Don’t think for a moment that I don’t have the utmost faith in President Obama, because I do. I am as grateful that he is the man replacing Duh as I am that Duh is being replaced. We are going to need a miracle to extricate ourselves from the disaster that will forever be known as the Bush legacy — regardless of whatever delusions he may have in claiming a “solid record” — but Obama may be just the miracle-worker who can pull it off. But just because we’ve quit digging doesn’t mean that we’re still not in a deep, deep hole. The Bush cabal laid down 40 miles of bad road and we’ve still got 39 to go before finding the freeway toward peace and prosperity. Premier Bushcheneyrove allowed the ship of state to drift so far from shore that it will take not only an enlightened captain but a nation full of yeomen to find the promised land.
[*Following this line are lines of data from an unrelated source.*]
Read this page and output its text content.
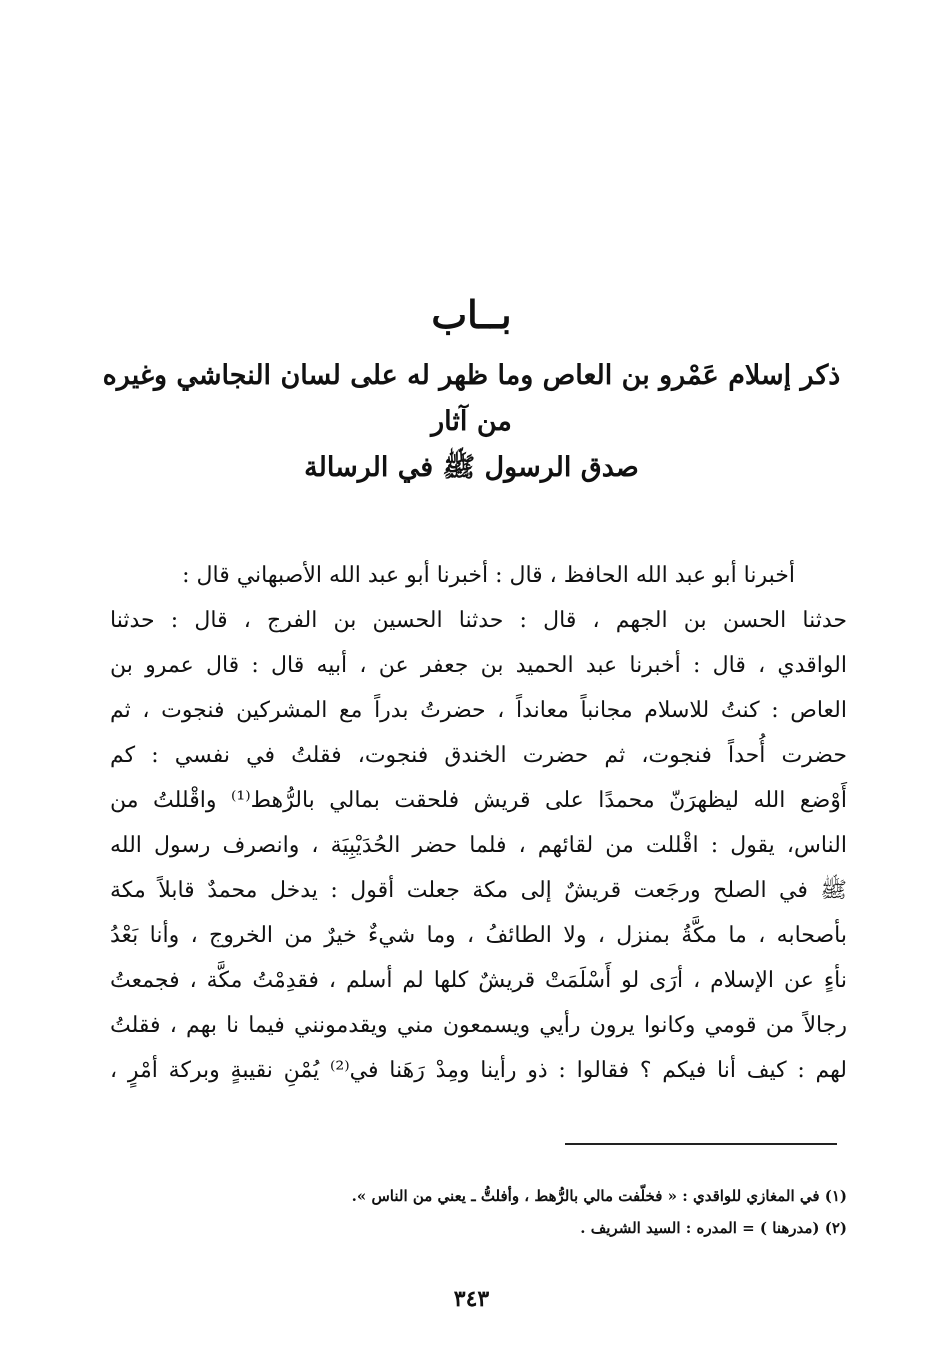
بــاب
ذكر إسلام عَمْرو بن العاص وما ظهر له على لسان النجاشي وغيره من آثار
صدق الرسول ﷺ في الرسالة
أخبرنا أبو عبد الله الحافظ ، قال : أخبرنا أبو عبد الله الأصبهاني قال :
حدثنا الحسن بن الجهم ، قال : حدثنا الحسين بن الفرج ، قال : حدثنا
الواقدي ، قال : أخبرنا عبد الحميد بن جعفر عن ، أبيه قال : قال عمرو بن
العاص : كنتُ للاسلام مجانباً معانداً ، حضرتُ بدراً مع المشركين فنجوت ، ثم
حضرت أُحداً فنجوت، ثم حضرت الخندق فنجوت، فقلتُ في نفسي : كم
أَوْضع الله ليظهرَنّ محمدًا على قريش فلحقت بمالي بالرُّهط⁽¹⁾ واقْللتُ من
الناس، يقول : اقْللت من لقائهم ، فلما حضر الحُدَيْبِيَة ، وانصرف رسول الله
ﷺ في الصلح ورجَعت قريشٌ إلى مكة جعلت أقول : يدخل محمدٌ قابلاً مكة
بأصحابه ، ما مكَّةُ بمنزل ، ولا الطائفُ ، وما شيءٌ خيرٌ من الخروج ، وأنا بَعْدُ
نأءٍ عن الإسلام ، أرَى لو أَسْلَمَتْ قريشٌ كلها لم أسلم ، فقدِمْتُ مكَّة ، فجمعتُ
رجالاً من قومي وكانوا يرون رأيي ويسمعون مني ويقدمونني فيما نا بهم ، فقلتُ
لهم : كيف أنا فيكم ؟ فقالوا : ذو رأينا ومِدْ رَهَنا في⁽²⁾ يُمْنِ نقيبةٍ وبركة أمْرٍ ،
(١) في المغازي للواقدي : « فخلّفت مالي بالرُّهط ، وأفلتُّ ـ يعني من الناس ».
(٢) (مدرهنا ) = المدره : السيد الشريف .
٣٤٣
But, I truly believe, there is a beacon out there somewhere. It’s been a tough and traumatic eight years, but I have not allowed Bush to rob me of my last spark of idealism. And now that he is being removed from the forefront of the public consciousness, my hope is that that spark can be rekindled and burn brightly from here on out.

In a bizarre juxtaposition of events, the day of the Miracle on the Hudson was also the day Bush gave his farewell address. In the most poetic irony imaginable, while the nation was transfixed on a disaster averted, a heroic situation in which everything went right, playing out its final chapter was a disaster actualized, a craven situation in which everything went wrong. One a miracle, the other a catastrophe.

Then, last Saturday evening Larry King had James Taylor and John Legend on his show, prior to their performance at the Lincoln Memorial as part of the greatest assemblage of musical talent ever on one stage (funny, I didn’t see Hank Jr. there). He asked Chapel Hill-native Taylor what Obama’s election meant to him, and he replied that it felt like we could now finally start the millennium, that these last eight years have been an aberration, a limbo-like existence.

While I share that view, it was impossible not to sit there and come up with my own analogy. It occurred to me that the nation has been given a second chance, a new life, a rebirth. I’m going to get very personal here, but it was like I felt when I quit drinking. Just as I grabbed a life raft that was tossed to me by some folks who cared more for me than I cared for myself, so must the country climb aboard. But we can’t simply hang on, we’ve got to bail as hard as we can, because, brothers and sisters, this raft is taking on water. To get this craft seaworthy again, collectively, we’ve got some work to do; a moral inventory to take, a thorough housecleaning, some amends to make to the world.

As I ponder the cosmic scheme of things, I can’t help but wonder if maybe there is a reason for this seeming aberration, this eight-year bad dream, after all. Is it possible that Bush — and only Bush — could have created the conditions that made it possible to elect as unlikely a person as Barack Obama? An African-American man with a Middle Eastern middle name with minuscule experience and a liberal voting record? Hollywood wouldn’t touch this, right?

Maybe that will be Bush’s legacy, that he made such a mess of things that America was able to become teachable, to become willing to open its collective mind and heart to the polar opposite of a deeply flawed human being and his failed ideology.
If miracles happen to those who believe in them, I’m coming to believe.